As to my friend with MS-he does get occasional visits from his kids, however it's obvious their mom has had some influence on their way of thinking now...hopefully with time, they will come to see their dad is a VERY special man.

(Btw, I bet you get tired of all the females trying to get your attention-you are indeed a very special man.)

Gentlespirit
 swtnsssy
Joined: 9/7/2004
Msg: 24
Disabilities and dating....
Posted: 12/20/2004 8:02:51 AM
I was going through the threads in this section and came across this posting. I thought I would comment on it.

I have never had the opportunity to date a person in a wheelcharir, but I did take care of someone in a wheelchair ... my mother. She was diagnosed with MS in January if 1989. She was in a wheelchair as a result of this for a year, and worked herself out of it (she was "lucky"). The looks that she received when she was in the wheelchair disgusted me. People who are in a wheelchair, require the use of a cane, crutches or walker are no different.
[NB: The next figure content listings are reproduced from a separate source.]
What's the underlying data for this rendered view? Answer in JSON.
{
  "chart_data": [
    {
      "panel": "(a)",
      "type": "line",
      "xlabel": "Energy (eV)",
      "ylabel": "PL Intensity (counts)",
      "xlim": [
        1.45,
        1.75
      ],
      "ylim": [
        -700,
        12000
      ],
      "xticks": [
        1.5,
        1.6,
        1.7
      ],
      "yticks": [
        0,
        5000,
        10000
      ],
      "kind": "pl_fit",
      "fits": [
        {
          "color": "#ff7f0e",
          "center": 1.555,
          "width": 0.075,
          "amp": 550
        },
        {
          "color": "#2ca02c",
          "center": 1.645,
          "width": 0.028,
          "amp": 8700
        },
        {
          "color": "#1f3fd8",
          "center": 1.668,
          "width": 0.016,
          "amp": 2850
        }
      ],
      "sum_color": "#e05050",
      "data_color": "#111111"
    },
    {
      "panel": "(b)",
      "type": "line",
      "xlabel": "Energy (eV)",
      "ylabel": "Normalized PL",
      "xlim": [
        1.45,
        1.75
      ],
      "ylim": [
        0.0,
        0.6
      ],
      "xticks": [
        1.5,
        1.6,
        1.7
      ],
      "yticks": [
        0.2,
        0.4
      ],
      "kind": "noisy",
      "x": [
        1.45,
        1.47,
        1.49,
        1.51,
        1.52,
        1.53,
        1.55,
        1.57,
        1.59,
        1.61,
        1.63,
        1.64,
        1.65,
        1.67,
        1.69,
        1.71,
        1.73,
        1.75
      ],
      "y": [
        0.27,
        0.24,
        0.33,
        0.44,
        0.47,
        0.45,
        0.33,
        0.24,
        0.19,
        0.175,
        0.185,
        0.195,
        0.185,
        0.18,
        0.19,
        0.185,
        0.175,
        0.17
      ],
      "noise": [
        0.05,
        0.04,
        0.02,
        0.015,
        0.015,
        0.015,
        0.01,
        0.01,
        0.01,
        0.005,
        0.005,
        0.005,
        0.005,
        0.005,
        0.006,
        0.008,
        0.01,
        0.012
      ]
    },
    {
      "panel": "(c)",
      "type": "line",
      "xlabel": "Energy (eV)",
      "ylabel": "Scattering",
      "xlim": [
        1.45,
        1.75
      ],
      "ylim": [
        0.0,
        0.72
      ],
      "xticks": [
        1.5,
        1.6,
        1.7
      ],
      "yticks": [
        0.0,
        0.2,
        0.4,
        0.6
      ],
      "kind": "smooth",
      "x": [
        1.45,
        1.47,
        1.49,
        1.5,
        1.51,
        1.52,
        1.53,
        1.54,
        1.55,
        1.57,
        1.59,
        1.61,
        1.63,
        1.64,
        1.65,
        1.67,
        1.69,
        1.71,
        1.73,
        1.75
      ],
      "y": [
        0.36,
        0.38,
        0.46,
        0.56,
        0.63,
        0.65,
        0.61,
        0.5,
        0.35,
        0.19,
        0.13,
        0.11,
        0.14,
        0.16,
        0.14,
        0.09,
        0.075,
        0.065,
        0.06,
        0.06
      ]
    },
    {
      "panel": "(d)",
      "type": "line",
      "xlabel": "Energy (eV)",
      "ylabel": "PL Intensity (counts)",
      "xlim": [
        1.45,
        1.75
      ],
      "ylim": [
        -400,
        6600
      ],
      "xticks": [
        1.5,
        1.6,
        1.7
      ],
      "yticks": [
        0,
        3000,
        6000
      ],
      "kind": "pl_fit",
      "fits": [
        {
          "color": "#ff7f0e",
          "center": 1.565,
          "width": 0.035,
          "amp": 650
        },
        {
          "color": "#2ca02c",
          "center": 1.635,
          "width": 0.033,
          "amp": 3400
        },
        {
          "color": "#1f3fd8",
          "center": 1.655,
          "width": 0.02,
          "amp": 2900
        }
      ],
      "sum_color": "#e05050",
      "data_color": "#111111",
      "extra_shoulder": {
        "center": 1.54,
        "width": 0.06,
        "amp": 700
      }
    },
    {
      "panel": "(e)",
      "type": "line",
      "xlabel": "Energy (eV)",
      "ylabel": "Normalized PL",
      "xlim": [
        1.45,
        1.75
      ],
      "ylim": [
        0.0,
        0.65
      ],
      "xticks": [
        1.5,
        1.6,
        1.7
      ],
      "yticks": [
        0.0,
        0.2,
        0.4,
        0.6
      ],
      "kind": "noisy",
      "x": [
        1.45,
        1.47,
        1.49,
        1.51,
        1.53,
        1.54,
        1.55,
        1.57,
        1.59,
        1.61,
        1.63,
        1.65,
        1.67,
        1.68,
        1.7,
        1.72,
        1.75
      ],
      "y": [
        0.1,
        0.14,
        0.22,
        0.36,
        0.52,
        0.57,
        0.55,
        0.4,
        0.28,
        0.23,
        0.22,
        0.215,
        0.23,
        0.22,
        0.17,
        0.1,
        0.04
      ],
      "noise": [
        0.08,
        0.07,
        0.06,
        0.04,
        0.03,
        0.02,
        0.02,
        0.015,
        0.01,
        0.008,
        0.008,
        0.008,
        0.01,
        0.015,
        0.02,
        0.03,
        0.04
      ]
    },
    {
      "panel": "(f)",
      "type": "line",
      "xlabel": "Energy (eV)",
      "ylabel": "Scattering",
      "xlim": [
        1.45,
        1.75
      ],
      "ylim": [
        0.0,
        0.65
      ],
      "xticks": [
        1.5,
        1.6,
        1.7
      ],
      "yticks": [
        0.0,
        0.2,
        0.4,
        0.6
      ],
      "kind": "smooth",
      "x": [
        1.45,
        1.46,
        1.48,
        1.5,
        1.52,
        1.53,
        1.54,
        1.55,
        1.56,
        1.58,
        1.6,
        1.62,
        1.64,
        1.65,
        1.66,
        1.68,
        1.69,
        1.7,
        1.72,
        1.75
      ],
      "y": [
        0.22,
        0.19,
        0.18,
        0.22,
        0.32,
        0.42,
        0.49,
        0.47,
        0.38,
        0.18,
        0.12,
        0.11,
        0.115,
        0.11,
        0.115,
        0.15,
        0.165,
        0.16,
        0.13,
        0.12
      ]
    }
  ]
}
Now there are many forms of disabilities other than requiring a wheelchair. There are the physical ones ie disfigurements, health issues that may not be apparent (ie diseases such as heart disease, epilepsy, cancer etc), among others. These people are also no different but do get treated differently (I know this from personal experience).

I also agree with a post that is above, that if its a terminal disability its not fair to either person to get into something serious if the end result will be a sad one. BUT ... at the same time ... if someone who has cancer is single and looking to date someone, the companionship and friendship may just be what they are looking for!

Now that being said ... I am a person with a disability of sort. I have cancer. I am about to go through some pretty severe treatments that will make me sick. I am not looking to get into a serious relationship with anyone, but it sure would be nice for people to not run away and hide from me ... honest I am still the same person, in fact I am a better person for having to go through this, because I am fun to be around now, and just live life to its fullest potential!!! (And I am not looking for sympathy on this either). I have had many friends disappear because they cannot handle the fact that I have cancer, and that i have had to have a few surgeries because it keeps popping up. I have had people that I have met tell me that I am a great person but can't be around me until I am "healthy" again. I do not have my "illness" in my profile for a reason, in fact I don't offer up the information lightly for this reason.

I know not everyone treats people with disabilities poorly, but there are a number of people who do, and really does hurt the person with the "problem", whether its visible or not.

To all the people on here who realize that a person with a disability is just that ... a person ... KUDOS and thank you!!!!!!!
 indigo rose
Joined: 11/25/2004
Msg: 25
Disabilities and dating....
Posted: 12/20/2004 10:54:49 AM
swtnsassy..what a fun sweet girl you are !..I know what
you are facing.. you are in my prayers..It will be hard at times
you will want to quit ..you will feel sorry for yourself ...but you will
beat it !....I chased my guy away we had been together 4 years ..
I didn't want anyone to see me at my worst..or maybe I was afraid
he wouldn't stick by me...at any rate I went through this crap alone..
I will survive and so will you ! It's all about attitude .... find people
and things that make you happy..surround yourself with positive people...
I know you like to laugh..that has been the greatest medicine for me..
good luck sweetie... if you want to talk I'm here!